2. Example Amplicon Project Design and Analysis
:
2.6 Other Issues of Special Interest
: 2.6.3 Should Amplicons Share a Reference Sequence or Have Individual Ones?
2.6.3
Should Amplicons Share a Reference Sequence or Have Individual Ones?
When you are setting up your Amplicons for a Project, you will need to consider two opposing issues. The first issue is that smaller Reference Sequences are more efficient for computation. Excessively large Reference Sequences can lead to long computation times and slow scrolling and navigation, so shorter ones are preferable on that count. On the other hand, alignment views are restricted by Sample and Reference Sequence combination. This means that if you want to look at alignments or difference plots for two or more different Amplicons at the same time, those Amplicons must be defined from within the same Reference Sequence.
It makes sense to use a common Reference Sequence when your Amplicons actually overlap with one another and to use separate ones for Amplicons that don’t overlap. However, you do have the capability to construct artificial Reference Sequences that allow you to view multiple unrelated Amplicons in a view at the same time. These artificial Reference Sequences can be constructed by concatenating Amplicon sequences together with a string of N’s as separators. Such a Reference Sequence would be convenient if you have a small to moderate set of Amplicons that you are measuring in Samples with unknown variation content. You would then be able to look at the difference plot and get an overview of all of the Amplicons at the same time to identify obvious variations.
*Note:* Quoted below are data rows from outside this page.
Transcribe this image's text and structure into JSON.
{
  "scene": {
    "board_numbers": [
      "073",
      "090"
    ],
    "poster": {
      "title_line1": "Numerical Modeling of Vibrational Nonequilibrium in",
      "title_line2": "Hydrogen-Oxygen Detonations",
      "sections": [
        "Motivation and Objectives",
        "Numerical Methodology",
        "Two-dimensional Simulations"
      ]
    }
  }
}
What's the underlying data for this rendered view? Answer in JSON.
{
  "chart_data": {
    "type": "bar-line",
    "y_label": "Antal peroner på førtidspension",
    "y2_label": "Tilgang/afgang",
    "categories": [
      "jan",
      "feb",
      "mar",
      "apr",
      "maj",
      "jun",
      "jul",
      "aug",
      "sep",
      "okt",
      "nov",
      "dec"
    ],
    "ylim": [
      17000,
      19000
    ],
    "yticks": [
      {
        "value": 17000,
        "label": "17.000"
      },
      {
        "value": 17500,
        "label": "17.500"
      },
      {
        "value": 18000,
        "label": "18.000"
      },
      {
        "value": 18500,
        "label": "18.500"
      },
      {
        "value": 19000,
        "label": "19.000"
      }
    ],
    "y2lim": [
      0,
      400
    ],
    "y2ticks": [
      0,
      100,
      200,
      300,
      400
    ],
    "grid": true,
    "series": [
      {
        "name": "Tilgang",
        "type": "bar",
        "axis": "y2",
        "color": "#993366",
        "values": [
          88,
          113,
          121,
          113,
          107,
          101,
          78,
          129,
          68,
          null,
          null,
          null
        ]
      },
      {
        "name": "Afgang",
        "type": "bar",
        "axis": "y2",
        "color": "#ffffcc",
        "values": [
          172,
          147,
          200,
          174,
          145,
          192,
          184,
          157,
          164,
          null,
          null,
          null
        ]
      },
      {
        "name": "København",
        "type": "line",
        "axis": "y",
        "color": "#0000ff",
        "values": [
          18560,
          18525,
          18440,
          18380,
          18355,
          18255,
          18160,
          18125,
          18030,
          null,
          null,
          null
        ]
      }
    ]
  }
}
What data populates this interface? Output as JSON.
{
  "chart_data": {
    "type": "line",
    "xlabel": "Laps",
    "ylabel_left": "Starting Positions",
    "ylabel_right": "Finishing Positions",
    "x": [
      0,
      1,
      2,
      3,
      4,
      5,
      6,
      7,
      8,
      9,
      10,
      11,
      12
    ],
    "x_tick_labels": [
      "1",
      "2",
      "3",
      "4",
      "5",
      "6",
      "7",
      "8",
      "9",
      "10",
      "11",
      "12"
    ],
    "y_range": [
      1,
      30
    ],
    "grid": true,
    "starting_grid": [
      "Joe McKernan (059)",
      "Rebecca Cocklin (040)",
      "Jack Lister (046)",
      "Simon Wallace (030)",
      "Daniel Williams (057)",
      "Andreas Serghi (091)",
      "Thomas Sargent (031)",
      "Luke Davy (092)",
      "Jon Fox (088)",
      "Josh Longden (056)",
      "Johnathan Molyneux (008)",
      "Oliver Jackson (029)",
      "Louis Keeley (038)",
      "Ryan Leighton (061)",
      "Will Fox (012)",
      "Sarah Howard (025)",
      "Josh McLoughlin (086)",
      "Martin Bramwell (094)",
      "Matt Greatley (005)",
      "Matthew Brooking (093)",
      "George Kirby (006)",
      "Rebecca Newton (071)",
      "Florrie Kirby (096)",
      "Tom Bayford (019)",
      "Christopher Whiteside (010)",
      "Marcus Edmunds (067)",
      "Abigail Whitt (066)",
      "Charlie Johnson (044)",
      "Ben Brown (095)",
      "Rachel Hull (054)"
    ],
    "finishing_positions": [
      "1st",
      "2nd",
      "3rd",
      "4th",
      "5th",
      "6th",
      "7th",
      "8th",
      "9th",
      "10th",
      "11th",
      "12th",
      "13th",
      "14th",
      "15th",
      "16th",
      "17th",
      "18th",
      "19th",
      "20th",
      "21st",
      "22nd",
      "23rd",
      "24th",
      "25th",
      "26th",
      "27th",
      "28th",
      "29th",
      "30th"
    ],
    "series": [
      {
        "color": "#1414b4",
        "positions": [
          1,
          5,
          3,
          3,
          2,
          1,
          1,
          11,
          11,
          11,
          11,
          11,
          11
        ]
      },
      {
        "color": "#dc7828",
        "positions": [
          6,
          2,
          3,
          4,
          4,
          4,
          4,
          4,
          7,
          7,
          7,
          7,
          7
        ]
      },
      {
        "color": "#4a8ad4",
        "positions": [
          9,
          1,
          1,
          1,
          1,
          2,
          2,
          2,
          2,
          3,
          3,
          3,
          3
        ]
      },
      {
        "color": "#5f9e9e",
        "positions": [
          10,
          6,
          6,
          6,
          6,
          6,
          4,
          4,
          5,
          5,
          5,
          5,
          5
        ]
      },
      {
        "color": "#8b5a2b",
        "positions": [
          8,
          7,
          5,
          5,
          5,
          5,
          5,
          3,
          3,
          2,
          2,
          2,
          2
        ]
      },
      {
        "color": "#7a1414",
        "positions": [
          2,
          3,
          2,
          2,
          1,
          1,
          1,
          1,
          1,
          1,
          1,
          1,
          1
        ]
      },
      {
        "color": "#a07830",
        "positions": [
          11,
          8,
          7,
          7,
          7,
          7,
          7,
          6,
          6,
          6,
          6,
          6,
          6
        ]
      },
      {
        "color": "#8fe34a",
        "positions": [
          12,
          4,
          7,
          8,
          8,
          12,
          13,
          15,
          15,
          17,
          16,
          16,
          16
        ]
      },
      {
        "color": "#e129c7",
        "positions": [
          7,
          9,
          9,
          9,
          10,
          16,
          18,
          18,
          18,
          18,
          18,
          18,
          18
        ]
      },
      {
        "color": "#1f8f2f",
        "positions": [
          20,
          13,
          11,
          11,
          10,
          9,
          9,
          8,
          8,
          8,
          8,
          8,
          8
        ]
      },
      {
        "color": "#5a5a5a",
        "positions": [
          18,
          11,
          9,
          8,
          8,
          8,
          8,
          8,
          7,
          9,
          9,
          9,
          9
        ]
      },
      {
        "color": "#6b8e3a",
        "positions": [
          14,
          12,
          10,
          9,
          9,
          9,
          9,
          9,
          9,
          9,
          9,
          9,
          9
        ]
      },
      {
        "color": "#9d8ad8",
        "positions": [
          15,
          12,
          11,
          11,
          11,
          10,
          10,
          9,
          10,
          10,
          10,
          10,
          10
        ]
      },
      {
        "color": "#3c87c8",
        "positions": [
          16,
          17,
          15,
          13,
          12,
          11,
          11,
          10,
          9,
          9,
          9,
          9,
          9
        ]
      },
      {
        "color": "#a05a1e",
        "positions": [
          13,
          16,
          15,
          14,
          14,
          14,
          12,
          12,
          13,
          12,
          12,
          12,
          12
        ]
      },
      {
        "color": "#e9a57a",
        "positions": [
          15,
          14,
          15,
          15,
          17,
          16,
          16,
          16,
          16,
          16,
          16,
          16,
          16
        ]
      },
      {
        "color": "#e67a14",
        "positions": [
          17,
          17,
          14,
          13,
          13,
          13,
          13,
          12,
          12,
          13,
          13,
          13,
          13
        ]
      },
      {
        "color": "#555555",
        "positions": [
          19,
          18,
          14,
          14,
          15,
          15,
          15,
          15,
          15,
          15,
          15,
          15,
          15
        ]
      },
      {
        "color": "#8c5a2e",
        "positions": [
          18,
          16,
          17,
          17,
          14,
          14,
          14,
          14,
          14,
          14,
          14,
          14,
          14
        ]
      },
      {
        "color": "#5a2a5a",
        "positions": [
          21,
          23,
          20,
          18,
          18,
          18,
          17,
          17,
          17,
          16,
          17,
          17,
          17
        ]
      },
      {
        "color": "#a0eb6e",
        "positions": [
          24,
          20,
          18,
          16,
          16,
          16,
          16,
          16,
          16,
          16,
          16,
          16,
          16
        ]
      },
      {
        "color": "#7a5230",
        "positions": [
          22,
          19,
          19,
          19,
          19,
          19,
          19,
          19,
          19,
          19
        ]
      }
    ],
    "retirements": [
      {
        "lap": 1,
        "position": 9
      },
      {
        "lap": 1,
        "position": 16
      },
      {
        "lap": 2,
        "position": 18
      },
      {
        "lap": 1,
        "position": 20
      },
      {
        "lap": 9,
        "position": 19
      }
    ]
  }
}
However, if you use an artificial Reference Sequence with too many Amplicons in it, you will get diminishing returns; the longer Reference Sequence will slow down computation, and the alignments will get more inconvenient to navigate. In general it is best to keep your Reference Sequences as compact as possible, thus if you wanted to measure a large number of exons from a particular gene, it would be better to use a Reference Sequence constructed by concatenating together the exons with N-separators than to use the full genomic sequence of the gene. As long as the exons don’t overlap with each other, it would be even better to use separate Reference Sequences for each exon (provided viewing the exons within the same alignment or difference plot is not a priority).